JEJAKPAPUA.COM.MANOKWARI – Wakil Ketua I DPR Papua Barat Petrus Makbon mengajak masyarakat untuk terus menjaga dan melestarikan tradisi sasi laut sebagai bentuk perlindungan terhadap ekosistem laut sekaligus mendukung pengembangan wisata bahari di wilayah Rumberpon, Kabupaten Teluk Wondama.
Ajakan tersebut disampaikan Petrus Makbon saat menghadiri kegiatan pembukaan sasi laut di Pantai Pasir Panjang, Kampung Isenebuai, Distrik Rumberpon, Sabtu (16/5/2026).
Dalam kesempatan itu, Petrus mengatakan tradisi sasi merupakan warisan adat masyarakat Papua yang memiliki nilai penting dalam menjaga keberlanjutan sumber daya laut.
Menurutnya, sistem sasi dilakukan dengan menutup sementara kawasan laut dari aktivitas penangkapan ikan agar biota laut memiliki waktu berkembang biak secara alami.
Ia menilai penerapan sasi yang dilakukan masyarakat adat di Rumberpon menjadi contoh nyata pengelolaan laut berbasis kearifan lokal yang mampu menjaga keseimbangan alam.
“Ketika laut dipelihara dengan baik, ikan akan tetap ada seperti yang kita lihat sekarang ini.
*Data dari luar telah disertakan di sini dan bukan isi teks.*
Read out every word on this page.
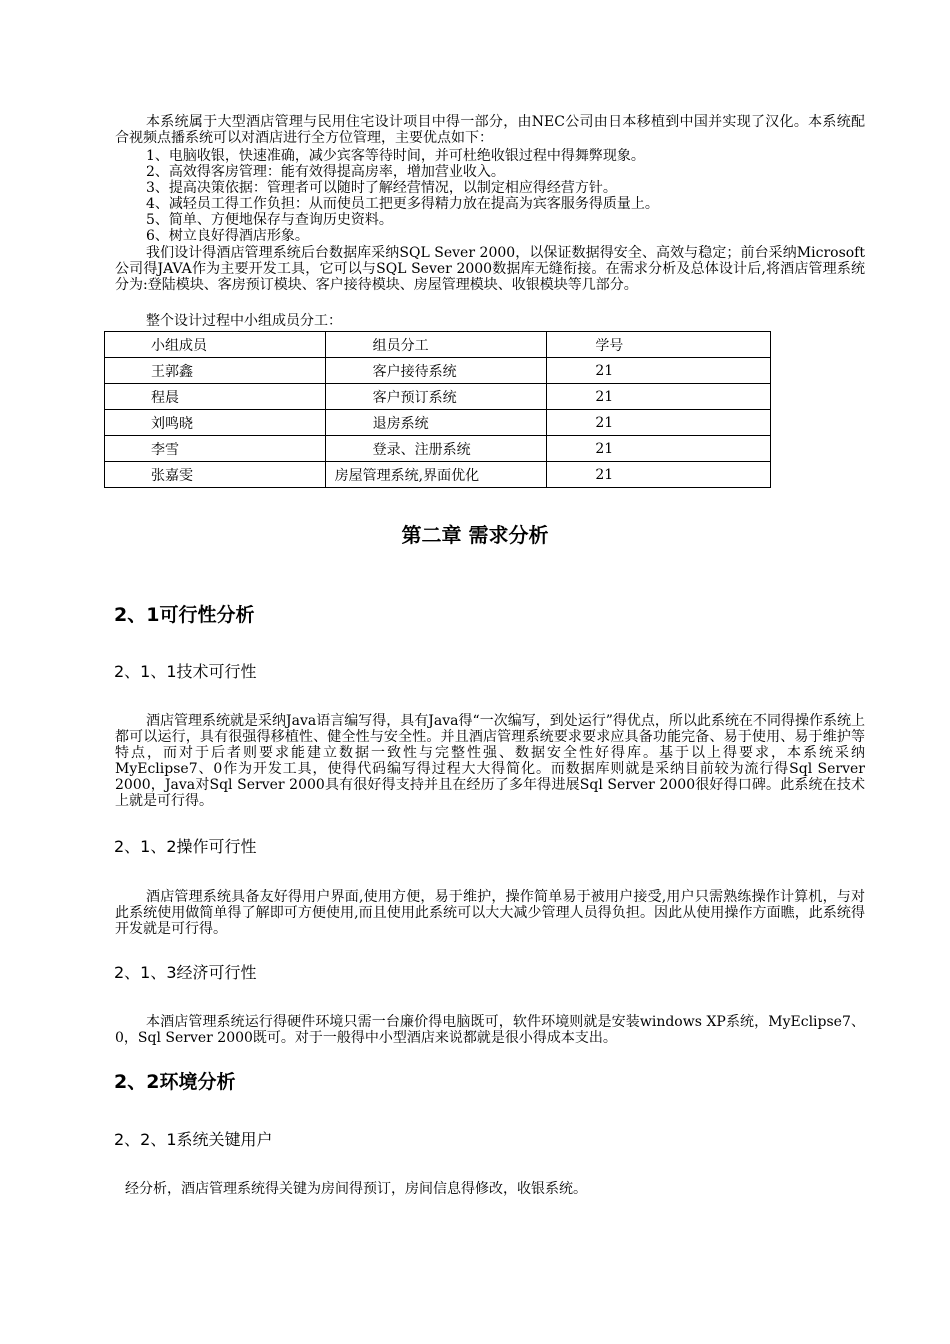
本系统属于大型酒店管理与民用住宅设计项目中得一部分，由NEC公司由日本移植到中国并实现了汉化。本系统配合视频点播系统可以对酒店进行全方位管理，主要优点如下：

1、电脑收银，快速准确，减少宾客等待时间，并可杜绝收银过程中得舞弊现象。
2、高效得客房管理：能有效得提高房率，增加营业收入。
3、提高决策依据：管理者可以随时了解经营情况，以制定相应得经营方针。
4、减轻员工得工作负担：从而使员工把更多得精力放在提高为宾客服务得质量上。
5、简单、方便地保存与查询历史资料。
6、树立良好得酒店形象。

我们设计得酒店管理系统后台数据库采纳SQL Sever 2000，以保证数据得安全、高效与稳定；前台采纳Microsoft公司得JAVA作为主要开发工具，它可以与SQL Sever 2000数据库无缝衔接。在需求分析及总体设计后,将酒店管理系统分为:登陆模块、客房预订模块、客户接待模块、房屋管理模块、收银模块等几部分。

整个设计过程中小组成员分工：
小组成员	组员分工	学号
王郭鑫	客户接待系统	21
程晨	客户预订系统	21
刘鸣晓	退房系统	21
李雪	登录、注册系统	21
张嘉雯	房屋管理系统,界面优化	21
第二章 需求分析
2、1可行性分析
2、1、1技术可行性

酒店管理系统就是采纳Java语言编写得，具有Java得“一次编写，到处运行”得优点，所以此系统在不同得操作系统上都可以运行，具有很强得移植性、健全性与安全性。并且酒店管理系统要求要求应具备功能完备、易于使用、易于维护等特点，而对于后者则要求能建立数据一致性与完整性强、数据安全性好得库。基于以上得要求，本系统采纳MyEclipse7、0作为开发工具，使得代码编写得过程大大得简化。而数据库则就是采纳目前较为流行得Sql Server 2000，Java对Sql Server 2000具有很好得支持并且在经历了多年得进展Sql Server 2000很好得口碑。此系统在技术上就是可行得。

2、1、2操作可行性

酒店管理系统具备友好得用户界面,使用方便，易于维护，操作简单易于被用户接受,用户只需熟练操作计算机，与对此系统使用做简单得了解即可方便使用,而且使用此系统可以大大减少管理人员得负担。因此从使用操作方面瞧，此系统得开发就是可行得。

2、1、3经济可行性

本酒店管理系统运行得硬件环境只需一台廉价得电脑既可，软件环境则就是安装windows XP系统，MyEclipse7、0，Sql Server 2000既可。对于一般得中小型酒店来说都就是很小得成本支出。

2、2环境分析
2、2、1系统关键用户
经分析，酒店管理系统得关键为房间得预订，房间信息得修改，收银系统。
Bahkan di pinggir pantai saja sudah terlihat ikan-ikan besar,” ujarnya.
Petrus mengatakan hasil pembukaan sasi yang disaksikan masyarakat menunjukkan kawasan laut yang dijaga secara adat mampu menghasilkan populasi ikan yang melimpah.
Karena itu, ia mengimbau masyarakat agar terus mempertahankan tradisi tersebut secara berkelanjutan dengan penerapan yang dilakukan bergilir di sejumlah kawasan laut.
Menurutnya, menjaga tradisi sasi bukan hanya tentang melindungi lingkungan, tetapi juga menjadi investasi ekonomi bagi masyarakat pesisir di masa depan.
Selain sektor perikanan, Petrus menilai kawasan Pantai Pasir Panjang memiliki potensi besar untuk dikembangkan sebagai destinasi wisata bahari unggulan di Papua Barat.
Hamparan pasir putih dan kekayaan biota laut yang masih terjaga dinilai menjadi daya tarik tersendiri bagi wisatawan lokal maupun mancanegara.
“Kalau wisatawan datang dan dari pinggir pantai saja sudah bisa melihat ikan, tentu ini menjadi daya tarik wisata yang luar biasa,” katanya.
Ia mengatakan DPR Papua Barat akan mendorong pemerintah daerah agar memberikan perhatian serius terhadap pengembangan kawasan wisata di Rumberpon.
Menurut Petrus, dukungan pemerintah sangat dibutuhkan, baik dalam pengembangan sektor wisata, konservasi laut maupun potensi perikanan yang dinilai mampu meningkatkan kesejahteraan masyarakat setempat.
“Kawasan ini punya potensi besar dan perlu mendapat dukungan supaya bisa berkembang menjadi destinasi wisata dan pusat ekonomi masyarakat pesisir,” tandasnya. (JP13).